7/10
Eddie Murphy delivers a hilarious performance as the hugely overweight Sherman Klump (as well as six or seven other equally amusing characters) in a faithful re-make of Jerry Lewis' 1963 comedy classic.
28 August 2000
In 1963 Jerry Lewis wrote and starred in the original Nutty Professor, as a hopelessly geeky chemistry professor who invents a serum that transforms him into the smooth and inexplicably charismatic Buddy Love. Eddie Murphy has adopted this idea and starred as a tremendously obese but extremely intelligent professor who invents a serum that does the same thing.

The make-up is a significant part of this film, since Murphy plays a total of seven different characters (only one of which he plays looking at all like himself), and it is done spectacularly. The dinner scenes at the Klump household are some of the highlights of the film; Murphy plays the entire family wonderfully and hilariously.

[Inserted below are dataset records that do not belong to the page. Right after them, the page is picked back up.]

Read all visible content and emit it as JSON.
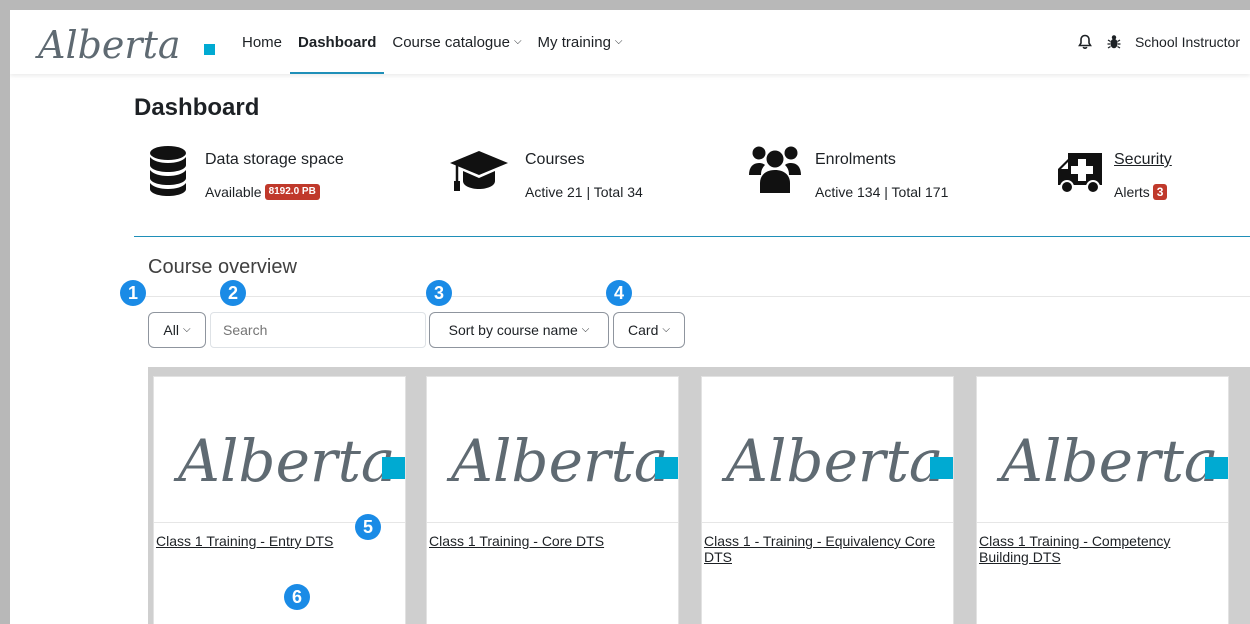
{
  "navbar": {
    "links": [
      {
        "label": "Home"
      },
      {
        "label": "Dashboard"
      },
      {
        "label": "Course catalogue"
      },
      {
        "label": "My training"
      }
    ],
    "user_name": "School Instructor"
  },
  "page_title": "Dashboard",
  "stats": {
    "storage": {
      "label": "Data storage space",
      "sub_prefix": "Available",
      "badge": "8192.0 PB"
    },
    "courses": {
      "label": "Courses",
      "sub": "Active 21 | Total 34"
    },
    "enrolments": {
      "label": "Enrolments",
      "sub": "Active 134 | Total 171"
    },
    "security": {
      "label": "Security",
      "sub_prefix": "Alerts",
      "badge": "3"
    }
  },
  "overview": {
    "title": "Course overview",
    "filter_label": "All",
    "search_placeholder": "Search",
    "sort_label": "Sort by course name",
    "view_label": "Card"
  },
  "markers": [
    "1",
    "2",
    "3",
    "4",
    "5",
    "6"
  ],
  "courses": [
    {
      "name": "Class 1 Training - Entry DTS"
    },
    {
      "name": "Class 1 Training - Core DTS"
    },
    {
      "name": "Class 1 - Training - Equivalency Core DTS"
    },
    {
      "name": "Class 1 Training - Competency Building DTS"
    }
  ],
  "colors": {
    "accent": "#1f8fb8",
    "badge": "#c0392b",
    "marker": "#1a8be6",
    "logo_blue": "#00aad2",
    "logo_gray": "#5f6a72"
  },
  "icons": [
    "bell-icon",
    "bug-icon",
    "database-icon",
    "graduation-cap-icon",
    "users-icon",
    "ambulance-icon",
    "chevron-down-icon"
  ]
}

There is something to be said for the clever editing that gives the illusion that all of these members of the dysfunctional Klump family are all siting around the same table at the same time, even though the whole family (except for Ernie Klump Jr.) is played by the same man. Way to go Eddie.

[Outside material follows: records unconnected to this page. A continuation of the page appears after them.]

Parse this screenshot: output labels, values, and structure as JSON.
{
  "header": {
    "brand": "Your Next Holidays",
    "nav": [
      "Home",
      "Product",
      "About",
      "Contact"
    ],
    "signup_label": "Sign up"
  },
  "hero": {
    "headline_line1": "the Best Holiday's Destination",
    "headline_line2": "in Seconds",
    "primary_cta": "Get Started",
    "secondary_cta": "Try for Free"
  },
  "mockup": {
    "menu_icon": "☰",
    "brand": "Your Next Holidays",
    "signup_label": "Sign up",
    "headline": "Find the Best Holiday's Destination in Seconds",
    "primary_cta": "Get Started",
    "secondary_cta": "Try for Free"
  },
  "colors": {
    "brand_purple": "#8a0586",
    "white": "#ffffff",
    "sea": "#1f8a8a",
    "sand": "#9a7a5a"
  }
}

However, despite Murphy's delightful performance as the Klump family, his antics as the excessively confident and loudly obnoxious Buddy Love get very tiring very quick. In particular I recall the scenes where he finds the act of an offensive comedian to be the funniest thing he's ever heard. The whole scene where he winds up throwing the guy in the piano is just too childish to pay enough respect to the hilarious original (except for when Reggie, the comedian, took his hat off. THAT was funny).

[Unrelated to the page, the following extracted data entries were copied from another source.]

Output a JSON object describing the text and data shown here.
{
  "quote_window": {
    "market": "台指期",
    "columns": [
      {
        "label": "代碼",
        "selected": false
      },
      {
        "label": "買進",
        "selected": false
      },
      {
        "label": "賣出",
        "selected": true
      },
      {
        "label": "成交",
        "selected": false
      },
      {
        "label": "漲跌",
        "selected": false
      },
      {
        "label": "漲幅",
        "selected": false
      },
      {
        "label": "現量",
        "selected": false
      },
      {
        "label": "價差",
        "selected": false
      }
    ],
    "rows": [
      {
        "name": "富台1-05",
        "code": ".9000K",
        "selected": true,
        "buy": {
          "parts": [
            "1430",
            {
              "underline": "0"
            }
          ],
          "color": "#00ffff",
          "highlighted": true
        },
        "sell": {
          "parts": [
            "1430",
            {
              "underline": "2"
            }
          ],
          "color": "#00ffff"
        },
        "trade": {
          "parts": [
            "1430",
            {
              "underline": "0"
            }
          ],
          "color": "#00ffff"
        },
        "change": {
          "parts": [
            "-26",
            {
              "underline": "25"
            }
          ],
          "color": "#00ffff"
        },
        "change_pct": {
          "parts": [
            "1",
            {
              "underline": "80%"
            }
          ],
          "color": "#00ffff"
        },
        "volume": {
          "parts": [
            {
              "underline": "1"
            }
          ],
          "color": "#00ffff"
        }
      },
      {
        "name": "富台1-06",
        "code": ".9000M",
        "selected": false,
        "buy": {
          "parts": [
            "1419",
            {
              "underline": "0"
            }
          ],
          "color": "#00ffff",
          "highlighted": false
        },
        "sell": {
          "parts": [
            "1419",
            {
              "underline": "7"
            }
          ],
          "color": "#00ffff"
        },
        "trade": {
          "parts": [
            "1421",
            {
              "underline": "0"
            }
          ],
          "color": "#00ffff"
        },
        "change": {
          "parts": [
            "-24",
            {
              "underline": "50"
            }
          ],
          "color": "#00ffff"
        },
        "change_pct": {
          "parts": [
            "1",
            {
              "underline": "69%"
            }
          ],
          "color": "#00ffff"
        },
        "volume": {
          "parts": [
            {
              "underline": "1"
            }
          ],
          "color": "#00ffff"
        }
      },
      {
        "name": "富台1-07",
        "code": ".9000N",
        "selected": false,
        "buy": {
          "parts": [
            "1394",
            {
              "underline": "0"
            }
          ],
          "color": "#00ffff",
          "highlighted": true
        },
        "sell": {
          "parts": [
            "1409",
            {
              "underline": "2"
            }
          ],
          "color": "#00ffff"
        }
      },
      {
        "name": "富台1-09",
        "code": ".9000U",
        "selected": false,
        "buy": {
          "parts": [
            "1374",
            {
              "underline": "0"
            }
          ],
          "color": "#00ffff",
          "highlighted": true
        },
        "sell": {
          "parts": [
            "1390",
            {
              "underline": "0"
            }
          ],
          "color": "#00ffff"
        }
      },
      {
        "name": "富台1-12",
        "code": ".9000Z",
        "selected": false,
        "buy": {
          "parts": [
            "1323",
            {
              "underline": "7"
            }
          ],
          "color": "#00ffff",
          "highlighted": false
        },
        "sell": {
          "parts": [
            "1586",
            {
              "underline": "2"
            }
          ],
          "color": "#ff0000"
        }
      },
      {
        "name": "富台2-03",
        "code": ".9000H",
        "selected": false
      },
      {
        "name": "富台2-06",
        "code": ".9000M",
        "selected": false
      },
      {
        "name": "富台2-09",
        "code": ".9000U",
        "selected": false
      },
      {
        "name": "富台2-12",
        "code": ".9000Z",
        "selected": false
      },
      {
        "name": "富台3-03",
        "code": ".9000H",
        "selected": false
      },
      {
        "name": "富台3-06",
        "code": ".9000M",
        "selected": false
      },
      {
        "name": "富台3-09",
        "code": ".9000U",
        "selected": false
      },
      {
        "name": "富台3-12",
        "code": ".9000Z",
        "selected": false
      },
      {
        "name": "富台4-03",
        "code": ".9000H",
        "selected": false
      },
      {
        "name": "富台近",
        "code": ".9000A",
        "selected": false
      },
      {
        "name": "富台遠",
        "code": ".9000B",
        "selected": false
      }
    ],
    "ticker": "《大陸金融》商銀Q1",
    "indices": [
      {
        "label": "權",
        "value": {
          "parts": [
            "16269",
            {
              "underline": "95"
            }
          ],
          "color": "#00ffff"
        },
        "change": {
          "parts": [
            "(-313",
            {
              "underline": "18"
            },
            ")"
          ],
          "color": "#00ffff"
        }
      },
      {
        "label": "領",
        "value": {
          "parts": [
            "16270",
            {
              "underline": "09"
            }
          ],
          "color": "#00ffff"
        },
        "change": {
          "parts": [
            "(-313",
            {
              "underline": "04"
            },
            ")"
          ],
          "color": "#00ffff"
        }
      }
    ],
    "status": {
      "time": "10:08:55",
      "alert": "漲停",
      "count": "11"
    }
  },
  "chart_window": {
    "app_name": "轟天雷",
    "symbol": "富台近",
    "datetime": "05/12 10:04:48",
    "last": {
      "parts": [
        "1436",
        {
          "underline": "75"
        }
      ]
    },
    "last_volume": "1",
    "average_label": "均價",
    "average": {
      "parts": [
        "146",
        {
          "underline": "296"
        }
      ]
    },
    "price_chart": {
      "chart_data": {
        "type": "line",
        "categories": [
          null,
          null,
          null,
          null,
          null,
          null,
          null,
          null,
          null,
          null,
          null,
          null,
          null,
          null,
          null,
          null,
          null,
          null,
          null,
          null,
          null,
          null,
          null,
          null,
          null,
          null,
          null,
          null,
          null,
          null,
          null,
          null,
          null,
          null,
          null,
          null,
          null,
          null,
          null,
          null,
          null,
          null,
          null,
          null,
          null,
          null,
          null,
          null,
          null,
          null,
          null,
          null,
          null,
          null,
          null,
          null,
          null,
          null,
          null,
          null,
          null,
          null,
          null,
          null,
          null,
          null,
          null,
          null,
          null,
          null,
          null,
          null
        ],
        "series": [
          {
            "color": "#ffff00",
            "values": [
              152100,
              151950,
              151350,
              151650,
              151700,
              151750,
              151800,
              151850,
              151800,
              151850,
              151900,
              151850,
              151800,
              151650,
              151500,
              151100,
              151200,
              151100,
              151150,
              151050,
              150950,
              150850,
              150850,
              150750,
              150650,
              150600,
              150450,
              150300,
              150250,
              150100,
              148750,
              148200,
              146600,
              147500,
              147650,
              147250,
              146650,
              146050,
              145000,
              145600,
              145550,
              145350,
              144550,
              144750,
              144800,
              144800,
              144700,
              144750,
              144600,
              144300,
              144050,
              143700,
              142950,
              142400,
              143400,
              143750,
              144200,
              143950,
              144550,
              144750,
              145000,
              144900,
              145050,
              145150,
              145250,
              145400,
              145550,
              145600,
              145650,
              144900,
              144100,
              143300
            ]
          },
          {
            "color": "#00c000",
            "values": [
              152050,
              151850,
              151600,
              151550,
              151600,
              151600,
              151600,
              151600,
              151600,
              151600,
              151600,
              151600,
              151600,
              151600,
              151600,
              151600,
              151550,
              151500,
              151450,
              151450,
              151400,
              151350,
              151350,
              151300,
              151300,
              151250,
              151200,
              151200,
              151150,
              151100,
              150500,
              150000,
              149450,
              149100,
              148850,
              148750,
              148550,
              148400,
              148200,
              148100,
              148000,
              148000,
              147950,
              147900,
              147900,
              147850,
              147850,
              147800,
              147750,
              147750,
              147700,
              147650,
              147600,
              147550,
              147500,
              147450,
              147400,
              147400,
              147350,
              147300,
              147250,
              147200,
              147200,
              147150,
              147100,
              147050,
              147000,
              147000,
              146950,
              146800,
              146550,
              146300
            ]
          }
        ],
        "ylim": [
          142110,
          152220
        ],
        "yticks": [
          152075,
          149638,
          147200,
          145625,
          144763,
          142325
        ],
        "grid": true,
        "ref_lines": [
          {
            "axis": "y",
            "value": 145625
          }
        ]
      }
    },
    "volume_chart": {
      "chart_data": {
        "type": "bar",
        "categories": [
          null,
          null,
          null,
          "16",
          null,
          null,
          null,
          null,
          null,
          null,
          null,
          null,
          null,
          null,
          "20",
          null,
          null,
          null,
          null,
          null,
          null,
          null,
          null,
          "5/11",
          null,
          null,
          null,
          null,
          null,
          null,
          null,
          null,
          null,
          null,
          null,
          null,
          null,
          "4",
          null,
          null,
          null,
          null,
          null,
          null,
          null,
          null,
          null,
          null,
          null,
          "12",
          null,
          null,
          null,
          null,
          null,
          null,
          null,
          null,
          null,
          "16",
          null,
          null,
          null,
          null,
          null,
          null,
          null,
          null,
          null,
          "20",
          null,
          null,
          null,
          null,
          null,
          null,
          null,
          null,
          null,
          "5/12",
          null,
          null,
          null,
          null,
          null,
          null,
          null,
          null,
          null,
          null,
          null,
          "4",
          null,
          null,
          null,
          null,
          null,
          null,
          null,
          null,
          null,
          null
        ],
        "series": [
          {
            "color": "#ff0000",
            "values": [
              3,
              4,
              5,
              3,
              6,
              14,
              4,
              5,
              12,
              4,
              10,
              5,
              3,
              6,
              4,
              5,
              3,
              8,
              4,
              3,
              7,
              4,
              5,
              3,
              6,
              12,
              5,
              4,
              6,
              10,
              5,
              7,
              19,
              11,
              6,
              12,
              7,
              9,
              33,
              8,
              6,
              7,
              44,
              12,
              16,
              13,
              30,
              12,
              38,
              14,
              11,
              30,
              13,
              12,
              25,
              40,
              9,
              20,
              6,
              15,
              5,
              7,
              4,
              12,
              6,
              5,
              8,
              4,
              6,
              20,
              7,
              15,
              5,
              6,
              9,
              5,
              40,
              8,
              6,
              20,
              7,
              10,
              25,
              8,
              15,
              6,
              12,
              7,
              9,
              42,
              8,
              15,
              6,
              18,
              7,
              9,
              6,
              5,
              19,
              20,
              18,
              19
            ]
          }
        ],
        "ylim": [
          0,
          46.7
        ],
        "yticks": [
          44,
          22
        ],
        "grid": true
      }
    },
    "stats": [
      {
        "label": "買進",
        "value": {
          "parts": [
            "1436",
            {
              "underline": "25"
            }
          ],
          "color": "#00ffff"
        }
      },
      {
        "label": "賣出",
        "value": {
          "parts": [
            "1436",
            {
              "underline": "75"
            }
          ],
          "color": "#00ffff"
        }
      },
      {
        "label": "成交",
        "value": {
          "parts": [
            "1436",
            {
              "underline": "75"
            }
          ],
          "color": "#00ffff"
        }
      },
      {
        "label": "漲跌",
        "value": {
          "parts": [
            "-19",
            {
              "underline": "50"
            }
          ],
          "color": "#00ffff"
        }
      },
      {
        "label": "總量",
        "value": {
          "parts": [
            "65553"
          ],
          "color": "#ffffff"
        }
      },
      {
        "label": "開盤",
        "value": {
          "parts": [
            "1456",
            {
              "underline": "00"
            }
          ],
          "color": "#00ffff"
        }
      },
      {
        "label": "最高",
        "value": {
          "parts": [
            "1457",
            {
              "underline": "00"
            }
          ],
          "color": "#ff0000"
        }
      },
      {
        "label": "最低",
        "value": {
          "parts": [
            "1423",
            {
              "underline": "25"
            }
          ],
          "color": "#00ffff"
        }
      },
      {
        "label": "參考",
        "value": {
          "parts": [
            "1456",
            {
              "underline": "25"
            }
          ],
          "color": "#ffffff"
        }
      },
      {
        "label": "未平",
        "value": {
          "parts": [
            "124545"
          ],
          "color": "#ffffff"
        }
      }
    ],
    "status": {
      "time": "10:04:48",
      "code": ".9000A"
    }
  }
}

The re-make of The Nutty Professor is a well-made comedy. It is very faithful to the hilarious original, yet it also has a personality of its own. The film's message is exactly the same as the original, but the subtle (and some not so subtle) differences between the two make it worth the time to watch them both. The 1996 version took the advances of special effects and make-up and used them to add to the original story and make a bigger (but not necessarily funnier) film.